The links that are sent to users to prove ownership should contain a token that is:
- At least 32 characters long.
- Generated using a secure source of randomness.
- Single use.
- Time limited (e.g, expiring after eight hours).
After validating the ownership of the email address, the user should then be required to authenticate on the application through the usual mechanism.

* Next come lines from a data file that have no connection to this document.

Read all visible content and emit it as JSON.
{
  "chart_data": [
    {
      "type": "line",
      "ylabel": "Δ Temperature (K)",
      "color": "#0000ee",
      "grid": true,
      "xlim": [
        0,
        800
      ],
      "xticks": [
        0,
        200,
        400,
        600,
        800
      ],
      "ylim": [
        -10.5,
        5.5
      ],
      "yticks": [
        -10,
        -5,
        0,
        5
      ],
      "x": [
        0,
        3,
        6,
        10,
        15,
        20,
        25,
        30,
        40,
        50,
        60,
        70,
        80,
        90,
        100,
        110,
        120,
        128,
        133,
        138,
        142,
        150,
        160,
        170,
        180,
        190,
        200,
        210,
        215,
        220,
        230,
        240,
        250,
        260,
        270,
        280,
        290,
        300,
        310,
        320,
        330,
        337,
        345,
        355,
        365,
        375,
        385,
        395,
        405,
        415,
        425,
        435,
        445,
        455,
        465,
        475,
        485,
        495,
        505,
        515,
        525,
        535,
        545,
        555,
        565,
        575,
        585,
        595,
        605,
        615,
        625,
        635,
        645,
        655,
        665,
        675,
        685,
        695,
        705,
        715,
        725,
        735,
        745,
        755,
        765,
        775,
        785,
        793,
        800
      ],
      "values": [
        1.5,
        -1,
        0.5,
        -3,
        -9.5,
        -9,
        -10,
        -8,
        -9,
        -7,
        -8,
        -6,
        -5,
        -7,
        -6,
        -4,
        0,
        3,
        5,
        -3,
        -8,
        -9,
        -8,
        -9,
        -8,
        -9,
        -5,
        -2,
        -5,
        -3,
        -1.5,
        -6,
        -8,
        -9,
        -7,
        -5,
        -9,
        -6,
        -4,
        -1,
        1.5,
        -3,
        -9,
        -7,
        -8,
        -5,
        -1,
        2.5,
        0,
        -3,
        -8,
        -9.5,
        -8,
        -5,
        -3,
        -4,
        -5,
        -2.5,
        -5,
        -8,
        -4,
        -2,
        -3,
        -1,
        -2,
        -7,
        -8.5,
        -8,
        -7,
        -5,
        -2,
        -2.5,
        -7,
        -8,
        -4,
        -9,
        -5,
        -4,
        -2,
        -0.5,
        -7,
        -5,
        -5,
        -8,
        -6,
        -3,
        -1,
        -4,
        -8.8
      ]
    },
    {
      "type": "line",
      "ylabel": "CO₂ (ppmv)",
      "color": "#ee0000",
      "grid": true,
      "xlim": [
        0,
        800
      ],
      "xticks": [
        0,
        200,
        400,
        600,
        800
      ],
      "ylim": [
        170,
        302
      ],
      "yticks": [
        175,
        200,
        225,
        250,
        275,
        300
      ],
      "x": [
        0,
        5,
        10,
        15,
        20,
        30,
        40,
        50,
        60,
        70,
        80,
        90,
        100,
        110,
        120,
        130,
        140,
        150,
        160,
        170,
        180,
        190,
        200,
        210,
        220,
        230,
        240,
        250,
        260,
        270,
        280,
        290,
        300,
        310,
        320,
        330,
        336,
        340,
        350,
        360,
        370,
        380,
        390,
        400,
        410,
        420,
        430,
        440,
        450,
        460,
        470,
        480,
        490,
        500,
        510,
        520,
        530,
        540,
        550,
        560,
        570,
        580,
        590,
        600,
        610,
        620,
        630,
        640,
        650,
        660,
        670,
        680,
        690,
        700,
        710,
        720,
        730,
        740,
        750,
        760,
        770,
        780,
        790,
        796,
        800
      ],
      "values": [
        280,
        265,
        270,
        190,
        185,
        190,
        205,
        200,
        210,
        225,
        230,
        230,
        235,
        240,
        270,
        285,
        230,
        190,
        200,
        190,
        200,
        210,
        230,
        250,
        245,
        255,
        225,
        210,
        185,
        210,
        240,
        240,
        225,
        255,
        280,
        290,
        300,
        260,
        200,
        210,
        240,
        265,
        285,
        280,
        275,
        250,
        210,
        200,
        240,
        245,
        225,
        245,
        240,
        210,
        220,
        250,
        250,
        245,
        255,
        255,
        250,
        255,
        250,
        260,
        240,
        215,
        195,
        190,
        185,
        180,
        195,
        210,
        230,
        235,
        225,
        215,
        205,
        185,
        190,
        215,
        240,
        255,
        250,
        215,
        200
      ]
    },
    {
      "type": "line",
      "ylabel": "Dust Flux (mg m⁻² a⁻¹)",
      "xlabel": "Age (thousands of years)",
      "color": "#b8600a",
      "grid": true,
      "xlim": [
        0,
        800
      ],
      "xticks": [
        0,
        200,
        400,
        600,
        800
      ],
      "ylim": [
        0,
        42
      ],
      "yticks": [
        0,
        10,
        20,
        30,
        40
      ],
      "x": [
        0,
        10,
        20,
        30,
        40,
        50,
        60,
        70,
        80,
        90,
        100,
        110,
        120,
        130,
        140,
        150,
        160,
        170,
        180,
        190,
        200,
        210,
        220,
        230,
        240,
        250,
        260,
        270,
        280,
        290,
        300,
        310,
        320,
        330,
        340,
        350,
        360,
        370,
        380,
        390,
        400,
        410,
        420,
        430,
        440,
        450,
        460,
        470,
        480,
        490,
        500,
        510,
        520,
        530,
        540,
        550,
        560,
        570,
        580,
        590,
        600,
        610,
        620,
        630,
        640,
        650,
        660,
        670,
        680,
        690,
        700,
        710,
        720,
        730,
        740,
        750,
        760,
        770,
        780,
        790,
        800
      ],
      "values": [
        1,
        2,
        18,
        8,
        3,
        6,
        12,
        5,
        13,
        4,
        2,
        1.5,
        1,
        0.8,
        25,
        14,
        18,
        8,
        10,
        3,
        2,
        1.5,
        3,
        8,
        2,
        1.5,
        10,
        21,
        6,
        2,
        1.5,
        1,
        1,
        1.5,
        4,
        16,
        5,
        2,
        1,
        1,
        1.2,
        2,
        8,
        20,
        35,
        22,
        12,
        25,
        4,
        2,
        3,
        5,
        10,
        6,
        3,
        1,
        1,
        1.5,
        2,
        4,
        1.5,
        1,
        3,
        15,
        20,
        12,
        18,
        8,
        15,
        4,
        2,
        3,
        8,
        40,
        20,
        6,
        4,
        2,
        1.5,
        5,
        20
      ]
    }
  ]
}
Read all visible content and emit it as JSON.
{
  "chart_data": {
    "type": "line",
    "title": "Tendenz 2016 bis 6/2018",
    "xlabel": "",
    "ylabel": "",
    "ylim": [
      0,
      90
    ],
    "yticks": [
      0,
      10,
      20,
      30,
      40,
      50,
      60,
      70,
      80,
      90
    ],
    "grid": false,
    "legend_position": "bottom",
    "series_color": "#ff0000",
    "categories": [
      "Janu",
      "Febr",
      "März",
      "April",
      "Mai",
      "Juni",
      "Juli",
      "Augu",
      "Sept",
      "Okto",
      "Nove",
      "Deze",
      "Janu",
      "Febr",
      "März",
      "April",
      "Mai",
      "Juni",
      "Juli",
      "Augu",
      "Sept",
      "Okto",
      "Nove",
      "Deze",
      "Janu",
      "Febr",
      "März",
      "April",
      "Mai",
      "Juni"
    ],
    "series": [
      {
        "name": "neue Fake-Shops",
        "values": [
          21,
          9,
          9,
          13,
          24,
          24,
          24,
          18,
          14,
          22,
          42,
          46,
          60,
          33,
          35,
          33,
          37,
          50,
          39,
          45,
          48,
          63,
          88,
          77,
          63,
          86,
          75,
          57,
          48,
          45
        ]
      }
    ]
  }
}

Disposable Email Addresses
In some cases, users may not want to give their real email address when registering on the application, and will instead provide a disposable email address. These are publicly available addresses that do not require the user to authenticate, and are typically used to reduce the amount of spam received by users' primary email addresses.
Blocking disposable email addresses is almost impossible, as there are a large number of websites offering these services, with new domains being created every day. There are a number of publicly available lists and commercial lists of known disposable domains, but these will always be incomplete.
If these lists are used to block the use of disposable email addresses then the user should be presented with a message explaining why they are blocked (although they are likely to simply search for another disposable provider rather than giving their legitimate address).
If it is essential that disposable email addresses are blocked, then registrations should only be allowed from specifically whitelisted email providers. However, if this includes public providers such as Google or Yahoo, users can simply register their own disposable address with them.
Sub-Addressing
Sub-addressing allows a user to specify a tag in the local part of the email address (before the @
sign), which will be ignored by the mail server. For example, if that example.org
domain supports sub-addressing, then the following email addresses are equivalent:
user@example.org
user+site1@example.org
user+site2@example.org
Many mail providers (such as Microsoft Exchange/Office 365) do not support sub-addressing. The most notable provider who does is Gmail, although there are many others that also do.
Some users will use a different tag for each website they register on, so that if they start receiving spam to one of the sub-addresses they can identify which website leaked or sold their email address.
Because it could allow users to register multiple accounts with a single email address, some sites may wish to block sub-addressing by stripping out everything between the +
and @
signs. This is not generally recommended, as it suggests that the website owner is either unaware of sub-addressing or wishes to prevent users from identifying them when they leak or sell email addresses. Additionally, it can be trivially bypassed by using disposable email addresses, or simply registering multiple email accounts with a trusted provider.